World War II Radar Station in Redwood National Park
Location: Redwood National and State Parks (Coastal Dr., just south of the mouth of Klamath River)
When to visit: Daytime hours
Cost: Free to enter Redwood National park
Time needed: 10 minutes
Website: NPS radar station page
Hidden among the gorgeous giant trees of Redwood National and State Parks in northern California is a fascinating relic from World War II. It’s a radar station built in late 1942 to fend off possible Japanese military strikes, when such attacks seemed possible after the ambush of Pearl Harbor and other Japanese submarine attacks on the U.S. west coast.
The military could have tried to camouflage the structures in the forest, but instead they chose to disguise them as “farm buildings.” One looked like a farmhouse, another was a barn and a third was an outhouse. All were part of Radar Station B-71 and actually housed radar and anti-aircraft weapons. Clever!

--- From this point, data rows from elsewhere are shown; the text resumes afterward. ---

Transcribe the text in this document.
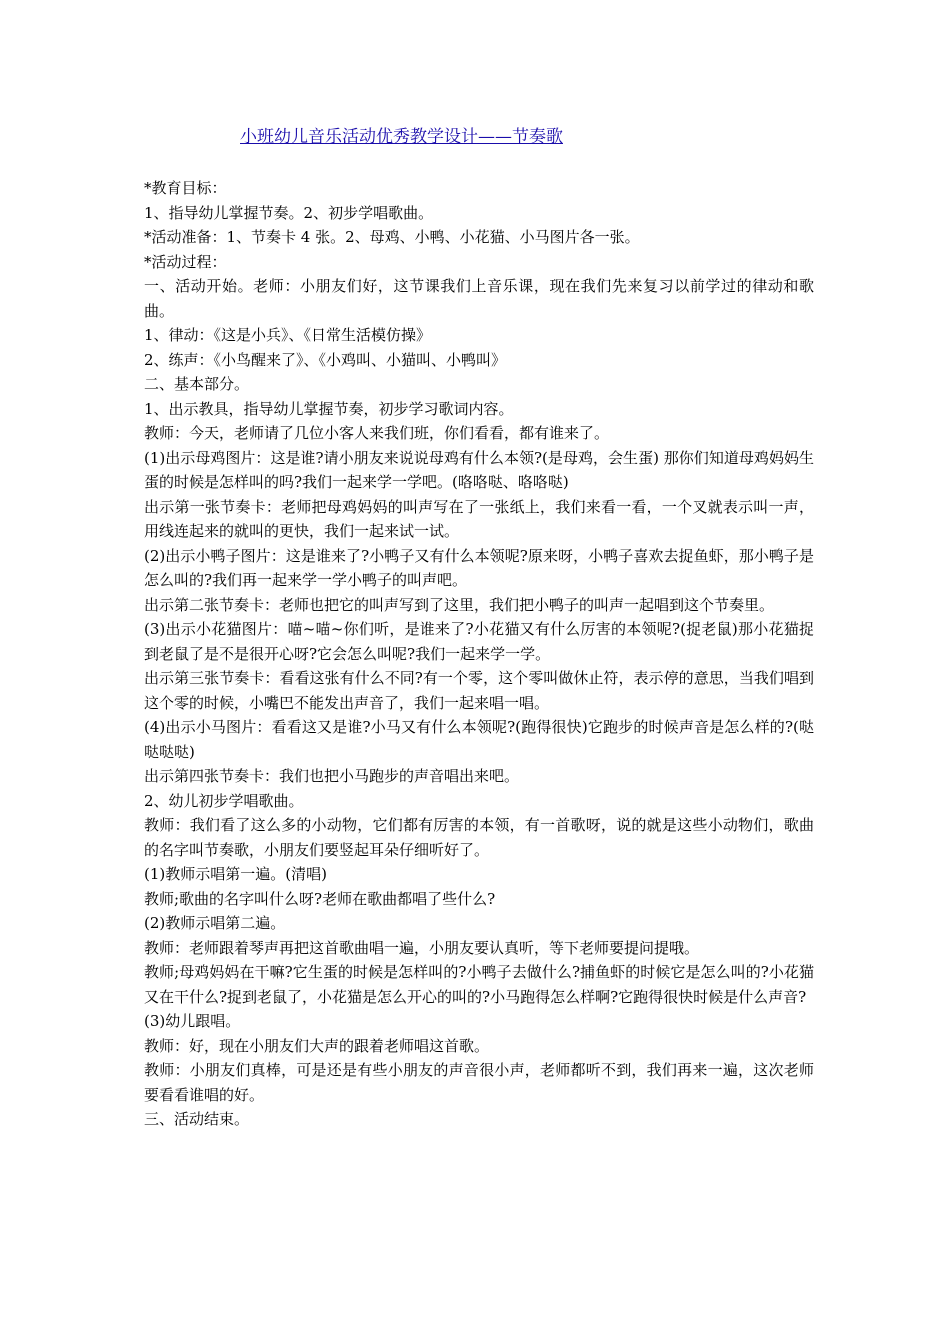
小班幼儿音乐活动优秀教学设计——节奏歌

*教育目标：

1、指导幼儿掌握节奏。2、初步学唱歌曲。

*活动准备：1、节奏卡 4 张。2、母鸡、小鸭、小花猫、小马图片各一张。

*活动过程：

一、活动开始。老师：小朋友们好，这节课我们上音乐课，现在我们先来复习以前学过的律动和歌曲。

1、律动：《这是小兵》、《日常生活模仿操》

2、练声：《小鸟醒来了》、《小鸡叫、小猫叫、小鸭叫》

二、基本部分。

1、出示教具，指导幼儿掌握节奏，初步学习歌词内容。

教师：今天，老师请了几位小客人来我们班，你们看看，都有谁来了。

(1)出示母鸡图片：这是谁?请小朋友来说说母鸡有什么本领?(是母鸡，会生蛋) 那你们知道母鸡妈妈生蛋的时候是怎样叫的吗?我们一起来学一学吧。(咯咯哒、咯咯哒)

出示第一张节奏卡：老师把母鸡妈妈的叫声写在了一张纸上，我们来看一看，一个叉就表示叫一声，用线连起来的就叫的更快，我们一起来试一试。

(2)出示小鸭子图片：这是谁来了?小鸭子又有什么本领呢?原来呀，小鸭子喜欢去捉鱼虾，那小鸭子是怎么叫的?我们再一起来学一学小鸭子的叫声吧。

出示第二张节奏卡：老师也把它的叫声写到了这里，我们把小鸭子的叫声一起唱到这个节奏里。

(3)出示小花猫图片：喵~喵~你们听，是谁来了?小花猫又有什么厉害的本领呢?(捉老鼠)那小花猫捉到老鼠了是不是很开心呀?它会怎么叫呢?我们一起来学一学。

出示第三张节奏卡：看看这张有什么不同?有一个零，这个零叫做休止符，表示停的意思，当我们唱到这个零的时候，小嘴巴不能发出声音了，我们一起来唱一唱。

(4)出示小马图片：看看这又是谁?小马又有什么本领呢?(跑得很快)它跑步的时候声音是怎么样的?(哒哒哒哒)

出示第四张节奏卡：我们也把小马跑步的声音唱出来吧。

2、幼儿初步学唱歌曲。

教师：我们看了这么多的小动物，它们都有厉害的本领，有一首歌呀，说的就是这些小动物们，歌曲的名字叫节奏歌，小朋友们要竖起耳朵仔细听好了。

(1)教师示唱第一遍。(清唱)

教师;歌曲的名字叫什么呀?老师在歌曲都唱了些什么?

(2)教师示唱第二遍。

教师：老师跟着琴声再把这首歌曲唱一遍，小朋友要认真听，等下老师要提问提哦。

教师;母鸡妈妈在干嘛?它生蛋的时候是怎样叫的?小鸭子去做什么?捕鱼虾的时候它是怎么叫的?小花猫又在干什么?捉到老鼠了，小花猫是怎么开心的叫的?小马跑得怎么样啊?它跑得很快时候是什么声音?

(3)幼儿跟唱。

教师：好，现在小朋友们大声的跟着老师唱这首歌。

教师：小朋友们真棒，可是还是有些小朋友的声音很小声，老师都听不到，我们再来一遍，这次老师要看看谁唱的好。

三、活动结束。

The outhouse is now gone, and you can’t go inside the remaining buildings, but you can walk up to them and see how unassuming they appear. There’s a sign describing the history of the site, which was shut down shortly after the war and became a privately-owned property until the land became part of Redwood National Park.
Check out the view the workers had from the hillside. No wonder the Army chose this site as a lookout!
Many people think that Pearl Harbor was the only WW2 attack on American soil, but that is not the case. Japanese forces actually bombed sites in California, Oregon, and Washington state in 1942, using submarines to get close to the U.S. coast.
Hence, these radar stations were seen as a crucial need at the time. A total of 72 such stations were proposed, and 65 were actually built along the coastline. This is one of the few that endure today and it’s on the National Register of Historic Places.
The official title is Klamath River Radar Station B-71. Check it out if you visit the Redwoods!